The Mountaineers became the first of six teams to win under an interim coach this bowl season. They improved to 2-0 in the Bowl Championship Series.
"It's a great night to be a Mountaineer," Stewart said as he accepted the Fiesta Bowl trophy while thousands of West Virginia fans celebrated in the grandstand.
Stewart said his players "never, ever quit believing."
Oklahoma (11-3) endured another disappointment on the same field where the Sooners lost a classic Fiesta Bowl to Boise State one year ago. The Sooners have dropped four straight BCS games.
"It's not very positive," said coach Bob Stoops, who led OU to the 2000 national title. "You get to this position, you're obviously doing a lot of things positive and good. But you need to finish out and play well in these games."
The Sooners had no answer for White, whose 79-yard touchdown pass to Tito Gonzales in the fourth quarter was the longest in Mountaineers bowl history.
Meanwhile, West Virginia's fourth-rated defense limited the potent Sooners to well below their scoring average of 43.4 points per game, third in the nation.
"That was very impressive," Stewart said. "Our guys fought hard."
The Mountaineers harassed Oklahoma quarterback Sam Bradford, sacking the nation's top-rated passer three times and intercepting him in the end zone. Bradford completed 21 of 33 passes for 242 yards and two touchdowns.
"I just wasn't myself," Bradford said. "I wasn't going through the reads. I was forcing things."
The Sooners rallied from an 18-point deficit against Boise State last January, taking a late lead before the Broncos forced overtime, where they won on a trick play.
This time, OU trailed 20-6 at halftime. But the Sooners cut it to 20-15 on Chris Brown's 1-yard run midway through the third quarter.

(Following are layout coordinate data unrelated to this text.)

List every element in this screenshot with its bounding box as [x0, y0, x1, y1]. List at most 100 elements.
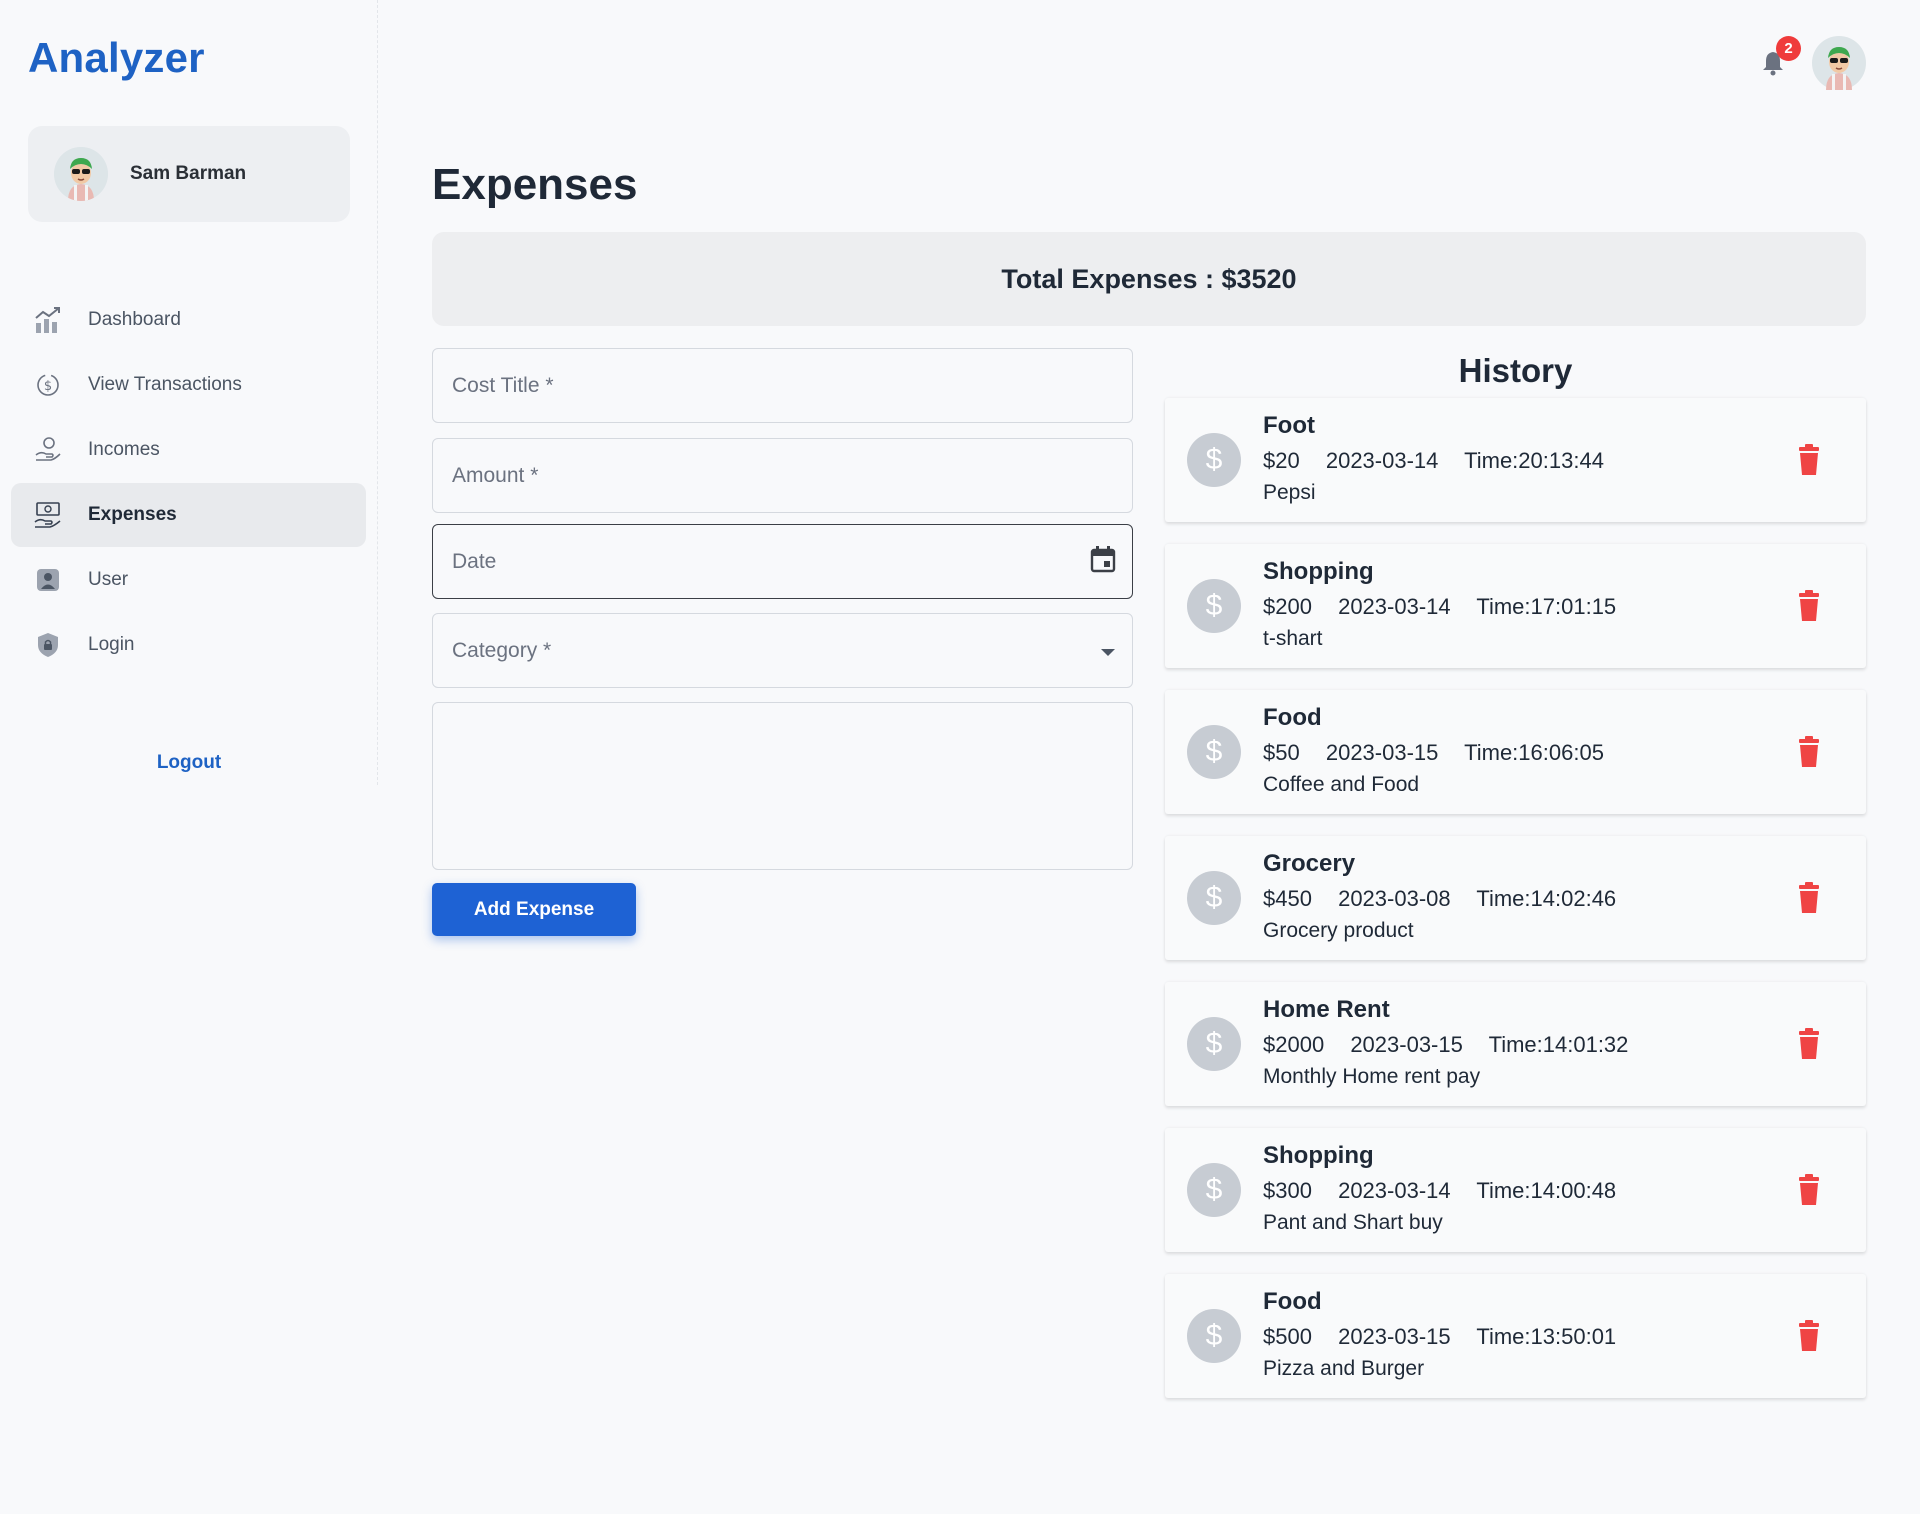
sidebar-item-label: Login — [88, 634, 135, 655]
history-item-date: 2023-03-15 — [1350, 1032, 1463, 1057]
history-item: $ Foot $20 2023-03-14 Time:20:13:44 Peps… — [1165, 398, 1866, 522]
history-item-date: 2023-03-14 — [1338, 594, 1451, 619]
dollar-coin-icon: $ — [1187, 1309, 1241, 1363]
history-item-time: Time:14:00:48 — [1476, 1178, 1617, 1203]
profile-avatar[interactable] — [1812, 36, 1866, 90]
history-item-amount: $20 — [1263, 448, 1300, 473]
delete-trash-icon[interactable] — [1795, 1028, 1823, 1060]
description-textarea[interactable] — [432, 702, 1133, 870]
history-item-title: Shopping — [1263, 558, 1374, 585]
delete-trash-icon[interactable] — [1795, 1174, 1823, 1206]
history-item-amount: $200 — [1263, 594, 1312, 619]
history-item-description: Coffee and Food — [1263, 773, 1420, 796]
chevron-down-icon — [1100, 639, 1116, 663]
history-item-date: 2023-03-14 — [1338, 1178, 1451, 1203]
history-item-title: Food — [1263, 1288, 1322, 1315]
delete-trash-icon[interactable] — [1795, 882, 1823, 914]
history-item-time: Time:17:01:15 — [1476, 594, 1617, 619]
history-item-description: Pizza and Burger — [1263, 1357, 1425, 1380]
add-expense-button[interactable]: Add Expense — [432, 883, 636, 936]
delete-trash-icon[interactable] — [1795, 444, 1823, 476]
history-item-title: Food — [1263, 704, 1322, 731]
history-list: $ Foot $20 2023-03-14 Time:20:13:44 Peps… — [1165, 398, 1866, 1420]
history-item-date: 2023-03-08 — [1338, 886, 1451, 911]
history-item-amount: $300 — [1263, 1178, 1312, 1203]
delete-trash-icon[interactable] — [1795, 1320, 1823, 1352]
logout-button[interactable]: Logout — [0, 752, 378, 774]
history-item-meta: $2000 2023-03-15 Time:14:01:32 — [1263, 1032, 1648, 1058]
history-item-meta: $20 2023-03-14 Time:20:13:44 — [1263, 448, 1624, 474]
sidebar-item-dashboard[interactable]: Dashboard — [11, 288, 366, 352]
sidebar-item-user[interactable]: User — [11, 548, 366, 612]
category-placeholder: Category * — [452, 638, 552, 662]
total-expenses-label: Total Expenses : $3520 — [1001, 263, 1297, 294]
calendar-icon[interactable] — [1090, 545, 1116, 579]
history-item-title: Home Rent — [1263, 996, 1390, 1023]
history-item-meta: $200 2023-03-14 Time:17:01:15 — [1263, 594, 1636, 620]
app-logo[interactable]: Analyzer — [28, 34, 205, 82]
chart-growth-icon — [33, 305, 63, 335]
sidebar-item-incomes[interactable]: Incomes — [11, 418, 366, 482]
history-item: $ Shopping $200 2023-03-14 Time:17:01:15… — [1165, 544, 1866, 668]
history-item-time: Time:16:06:05 — [1464, 740, 1604, 765]
history-item-meta: $500 2023-03-15 Time:13:50:01 — [1263, 1324, 1636, 1350]
sidebar-item-label: Expenses — [88, 504, 177, 525]
dollar-coin-icon: $ — [1187, 1017, 1241, 1071]
sidebar-nav: Dashboard $ View Transactions Incomes Ex… — [11, 288, 366, 678]
user-card[interactable]: Sam Barman — [28, 126, 350, 222]
history-item-description: t-shart — [1263, 627, 1323, 650]
delete-trash-icon[interactable] — [1795, 736, 1823, 768]
sidebar-item-label: Incomes — [88, 439, 160, 460]
history-item-time: Time:14:01:32 — [1488, 1032, 1629, 1057]
date-placeholder: Date — [452, 549, 497, 573]
sidebar-item-expenses[interactable]: Expenses — [11, 483, 366, 547]
dollar-coin-icon: $ — [1187, 433, 1241, 487]
category-select[interactable]: Category * — [432, 613, 1133, 688]
history-item-description: Pepsi — [1263, 481, 1316, 504]
history-item-date: 2023-03-15 — [1338, 1324, 1451, 1349]
cost-title-input[interactable]: Cost Title * — [432, 348, 1133, 423]
history-item-time: Time:13:50:01 — [1476, 1324, 1617, 1349]
history-item-amount: $450 — [1263, 886, 1312, 911]
sidebar-item-login[interactable]: Login — [11, 613, 366, 677]
history-item: $ Home Rent $2000 2023-03-15 Time:14:01:… — [1165, 982, 1866, 1106]
user-icon — [33, 565, 63, 595]
user-name: Sam Barman — [130, 163, 247, 184]
history-item-title: Grocery — [1263, 850, 1356, 877]
page-title: Expenses — [432, 160, 638, 209]
user-avatar — [54, 147, 108, 201]
amount-input[interactable]: Amount * — [432, 438, 1133, 513]
dollar-coin-icon: $ — [1187, 579, 1241, 633]
dollar-coin-icon: $ — [1187, 1163, 1241, 1217]
history-item: $ Shopping $300 2023-03-14 Time:14:00:48… — [1165, 1128, 1866, 1252]
cost-title-placeholder: Cost Title * — [452, 373, 554, 397]
notification-count-badge: 2 — [1776, 36, 1801, 61]
history-item-description: Pant and Shart buy — [1263, 1211, 1443, 1234]
history-item-date: 2023-03-14 — [1325, 448, 1439, 473]
history-item-meta: $50 2023-03-15 Time:16:06:05 — [1263, 740, 1624, 766]
date-input[interactable]: Date — [432, 524, 1133, 599]
history-item-amount: $500 — [1263, 1324, 1312, 1349]
cash-hand-icon — [33, 500, 63, 530]
history-item-amount: $2000 — [1263, 1032, 1325, 1057]
history-item-date: 2023-03-15 — [1325, 740, 1439, 765]
history-item-meta: $300 2023-03-14 Time:14:00:48 — [1263, 1178, 1636, 1204]
svg-text:$: $ — [44, 379, 52, 394]
dollar-coin-icon: $ — [1187, 871, 1241, 925]
sidebar-item-label: Dashboard — [88, 309, 181, 330]
history-title: History — [1458, 352, 1573, 389]
total-expenses-banner: Total Expenses : $3520 — [432, 232, 1866, 326]
amount-placeholder: Amount * — [452, 463, 539, 487]
sidebar-item-view-transactions[interactable]: $ View Transactions — [11, 353, 366, 417]
history-item-meta: $450 2023-03-08 Time:14:02:46 — [1263, 886, 1636, 912]
delete-trash-icon[interactable] — [1795, 590, 1823, 622]
dollar-coin-icon: $ — [1187, 725, 1241, 779]
history-item-time: Time:14:02:46 — [1476, 886, 1617, 911]
history-item-title: Foot — [1263, 412, 1315, 439]
hand-coins-icon — [33, 435, 63, 465]
history-item: $ Grocery $450 2023-03-08 Time:14:02:46 … — [1165, 836, 1866, 960]
history-item-amount: $50 — [1263, 740, 1300, 765]
sidebar: Analyzer Sam Barman Dashboard $ View Tra… — [0, 0, 378, 785]
sidebar-item-label: View Transactions — [88, 374, 242, 395]
dollar-cycle-icon: $ — [33, 370, 63, 400]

Then Stoops made two curious calls. First, he decided to go for two points. But Bradford's pass fell incomplete.
Then Stoops ordered an onside kick. The ball didn't go 10 yards, and West Virginia took over on OU's 39.
"We had the momentum, so if you get the onside kick, you have the chance to really give them a blow," Stoops said. "I thought we had the momentum. The opportunity was there. We just didn't execute."
The Mountaineers needed six plays to capitalize, scoring on Devine's 17-yard run.
West Virginia made it 34-15 on Darius Reynaud's 30-yard run with 20 seconds to go in the third quarter. The Mountaineers went 75 yards in three plays -- 42 on an electrifying run by White, who weaved through tacklers along the left sideline.
After the Sooners scored on a 19-yard pass from Bradford to Quentin Chaney, White found Gonzales down the middle for a 79-yard TD that made it 41-21.
"People doubt us all the time," White said. "But we work hard, and we did the job."
The rest of the game was garbage time, with numerous personal fouls. Oklahoma was flagged 13 times for 113 yards, and the Mountaineers eight times for 110.
At halftime Oklahoma had as many penalties (six) as first downs.
Asked about OU's penalties, Stoops replied, "Embarrassing. Absolutely no discipline whatsoever. That has to be a reflection on me. I'm obviously not doing a good enough job of getting our players to play smart."
The Mountaineers also had discipline problems. But on this night, nothing could stop them -- not the Sooners or the officials.
"Oklahoma's a great team," White said. "I think we were just a little bit hungrier than they were."